Wyznaczone zostaną również dodatkowe miejsca postojowe. Na jeden z konińskich cmentarzy wybrała się nasza reporterka.
Już dziś w Koninie czuć, że zbliża się Dzień Wszystkich Świętych. Przed wejściem do nekropolii przy ulicy kolskiej znajdują się już stoiska z kolorowymi kwiatami i zniczami. Pojawiają się właśnie w okresie Wszystkich Świętych. Mieszkańcy odwiedzają cmentarze ze zniczami, wiązankami, zabiegani, bo chcą uporządkować nagrobki swoich bliskich przed piątkowym świętem. Myją płyty, zapalają lampki. Wszystko to odbywa się w skupieniu i w ciszy.
- Zbieramy liście i wyrzucamy do odpadów.
- Bardzo dużo pięknych drzew, ale niestety.

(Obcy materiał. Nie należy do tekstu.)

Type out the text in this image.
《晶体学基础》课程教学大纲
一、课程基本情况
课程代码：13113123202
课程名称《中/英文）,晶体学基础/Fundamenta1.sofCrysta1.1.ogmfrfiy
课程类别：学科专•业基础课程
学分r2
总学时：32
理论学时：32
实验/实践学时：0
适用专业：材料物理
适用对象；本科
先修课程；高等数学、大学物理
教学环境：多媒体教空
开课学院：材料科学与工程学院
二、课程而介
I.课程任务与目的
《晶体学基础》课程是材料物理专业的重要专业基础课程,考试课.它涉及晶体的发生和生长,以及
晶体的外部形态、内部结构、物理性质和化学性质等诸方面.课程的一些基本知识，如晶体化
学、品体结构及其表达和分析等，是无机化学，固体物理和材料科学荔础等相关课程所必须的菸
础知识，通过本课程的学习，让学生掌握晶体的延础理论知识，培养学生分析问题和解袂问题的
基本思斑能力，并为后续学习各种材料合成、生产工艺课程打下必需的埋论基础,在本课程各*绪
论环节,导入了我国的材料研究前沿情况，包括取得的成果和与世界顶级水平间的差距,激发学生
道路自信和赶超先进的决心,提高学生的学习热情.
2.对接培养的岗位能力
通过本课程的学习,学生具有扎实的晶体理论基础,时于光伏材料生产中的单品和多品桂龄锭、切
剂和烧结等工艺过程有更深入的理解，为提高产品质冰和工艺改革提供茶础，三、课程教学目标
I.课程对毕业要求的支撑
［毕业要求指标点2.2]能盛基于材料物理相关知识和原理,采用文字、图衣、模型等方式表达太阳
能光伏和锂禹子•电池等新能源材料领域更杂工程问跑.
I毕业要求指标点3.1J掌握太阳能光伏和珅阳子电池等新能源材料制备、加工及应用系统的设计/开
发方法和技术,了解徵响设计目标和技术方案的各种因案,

Liście są w tej chwili piękne, trzeba z grobu trochę zmieść. Bardzo uroku dodają. Taka typowa polska jesień.
- Przyszłam do rodziców i całej rodziny. Modlitwa i trochę porządki. Dopóki będę żyła, będę przychodziła.

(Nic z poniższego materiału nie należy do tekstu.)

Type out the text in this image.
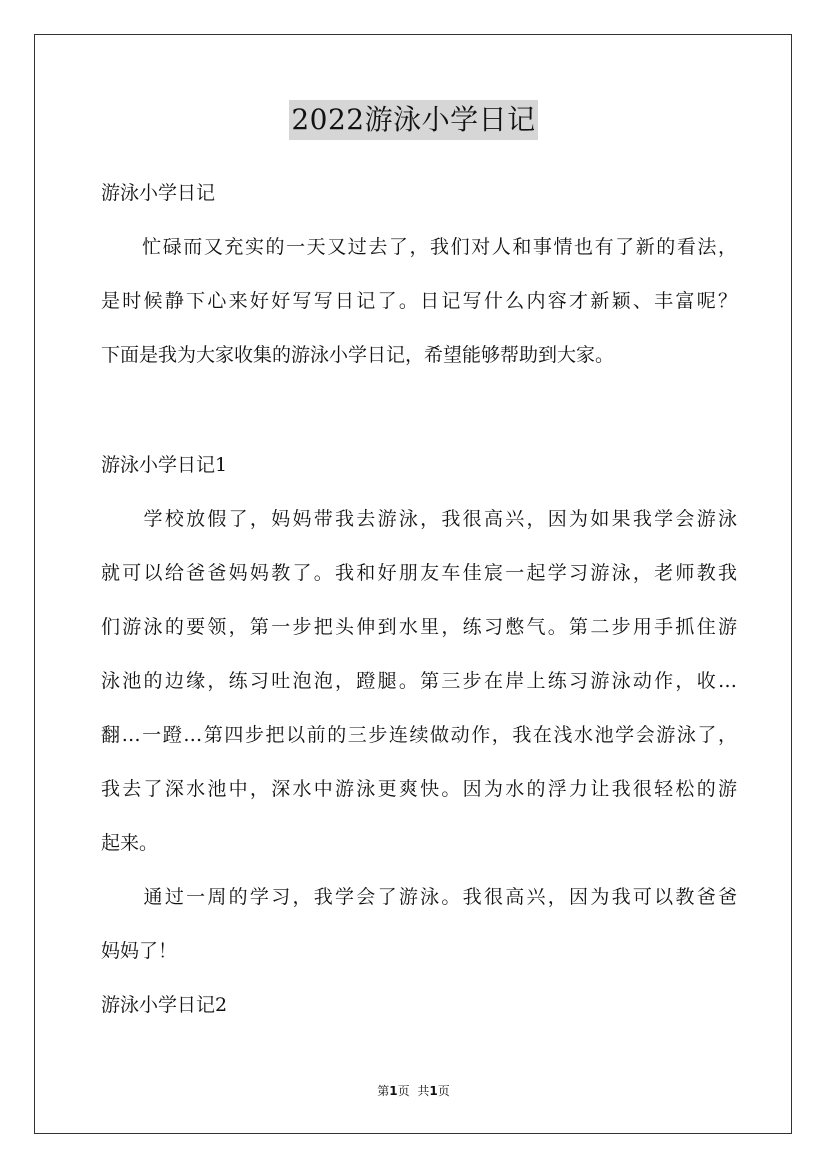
2022游泳小学日记
游泳小学日记
　　忙碌而又充实的一天又过去了，我们对人和事情也有了新的看法，
是时候静下心来好好写写日记了。日记写什么内容才新颖、丰富呢？
下面是我为大家收集的游泳小学日记，希望能够帮助到大家。
游泳小学日记1
　　学校放假了，妈妈带我去游泳，我很高兴，因为如果我学会游泳
就可以给爸爸妈妈教了。我和好朋友车佳宸一起学习游泳，老师教我
们游泳的要领，第一步把头伸到水里，练习憋气。第二步用手抓住游
泳池的边缘，练习吐泡泡，蹬腿。第三步在岸上练习游泳动作，收…
翻…一蹬…第四步把以前的三步连续做动作，我在浅水池学会游泳了，
我去了深水池中，深水中游泳更爽快。因为水的浮力让我很轻松的游
起来。
　　通过一周的学习，我学会了游泳。我很高兴，因为我可以教爸爸
妈妈了！
游泳小学日记2
第1页 共1页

- Zapalić światełka, postawić kwiaty i uszykować, żeby było wszystko ładnie na Wszystkich Świętych. Skromnie, ale ładnie
- mówią napotkani na cmentarzu mieszkańcy.

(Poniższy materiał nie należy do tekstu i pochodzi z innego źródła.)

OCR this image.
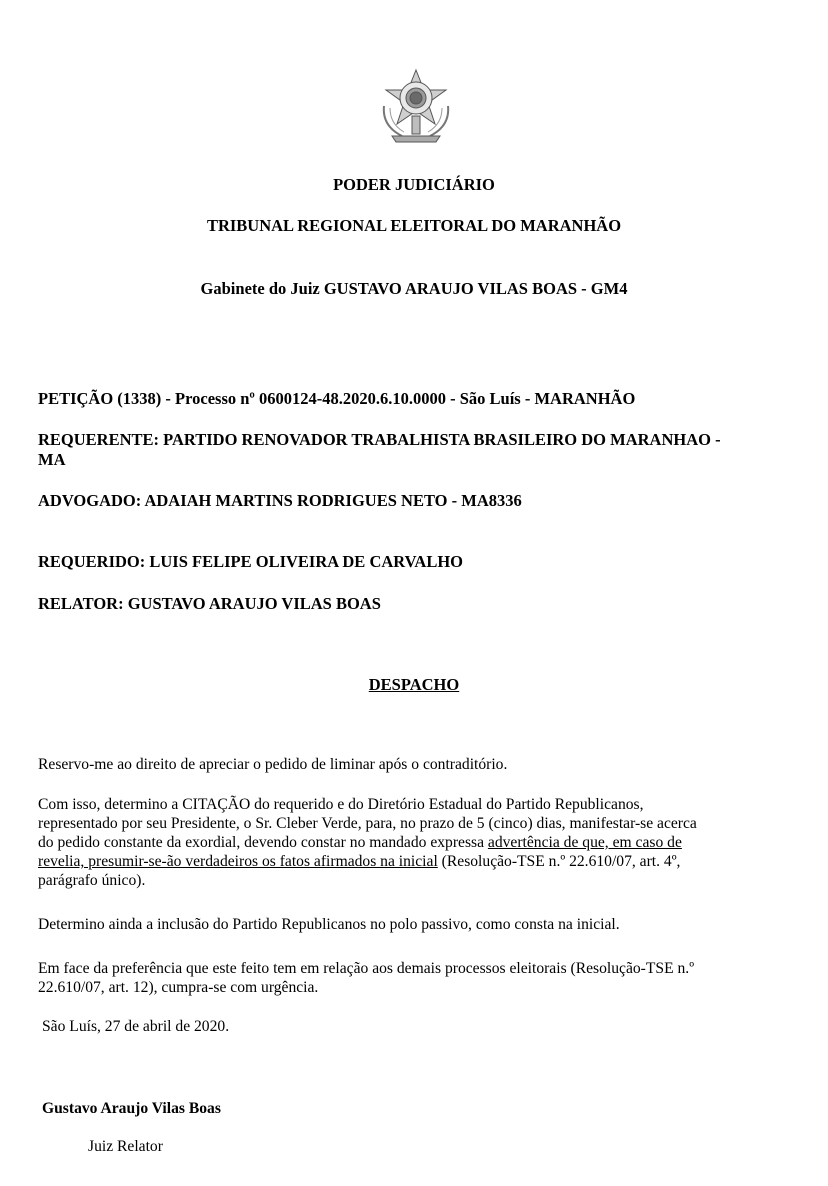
PODER JUDICIÁRIO
TRIBUNAL REGIONAL ELEITORAL DO MARANHÃO
Gabinete do Juiz GUSTAVO ARAUJO VILAS BOAS - GM4
PETIÇÃO (1338) - Processo nº 0600124-48.2020.6.10.0000 - São Luís - MARANHÃO
REQUERENTE: PARTIDO RENOVADOR TRABALHISTA BRASILEIRO DO MARANHAO -
MA
ADVOGADO: ADAIAH MARTINS RODRIGUES NETO - MA8336
REQUERIDO: LUIS FELIPE OLIVEIRA DE CARVALHO
RELATOR: GUSTAVO ARAUJO VILAS BOAS
DESPACHO
Reservo-me ao direito de apreciar o pedido de liminar após o contraditório.
Com isso, determino a CITAÇÃO do requerido e do Diretório Estadual do Partido Republicanos,
representado por seu Presidente, o Sr. Cleber Verde, para, no prazo de 5 (cinco) dias, manifestar-se acerca
do pedido constante da exordial, devendo constar no mandado expressa advertência de que, em caso de
revelia, presumir-se-ão verdadeiros os fatos afirmados na inicial (Resolução-TSE n.º 22.610/07, art. 4º,
parágrafo único).
Determino ainda a inclusão do Partido Republicanos no polo passivo, como consta na inicial.
Em face da preferência que este feito tem em relação aos demais processos eleitorais (Resolução-TSE n.º
22.610/07, art. 12), cumpra-se com urgência.
São Luís, 27 de abril de 2020.
Gustavo Araujo Vilas Boas
Juiz Relator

Niestety, trudniej mają te osoby, których rodzinne groby znajdują się pod drzewami. Jeden z mieszkańców mówi nam, że przychodzi tu dość często, żeby zgarnąć opadłe liście.
Miasto zachęca, aby w Dniu Wszystkich Świętych wybrać komunikację miejską. Na konińskie cmentarze będą dowoziły specjalne linie autobusowe: C1, C2, C3. 1 listopada komunikacja publiczna będzie w Koninie bezpłatna dla wszystkich.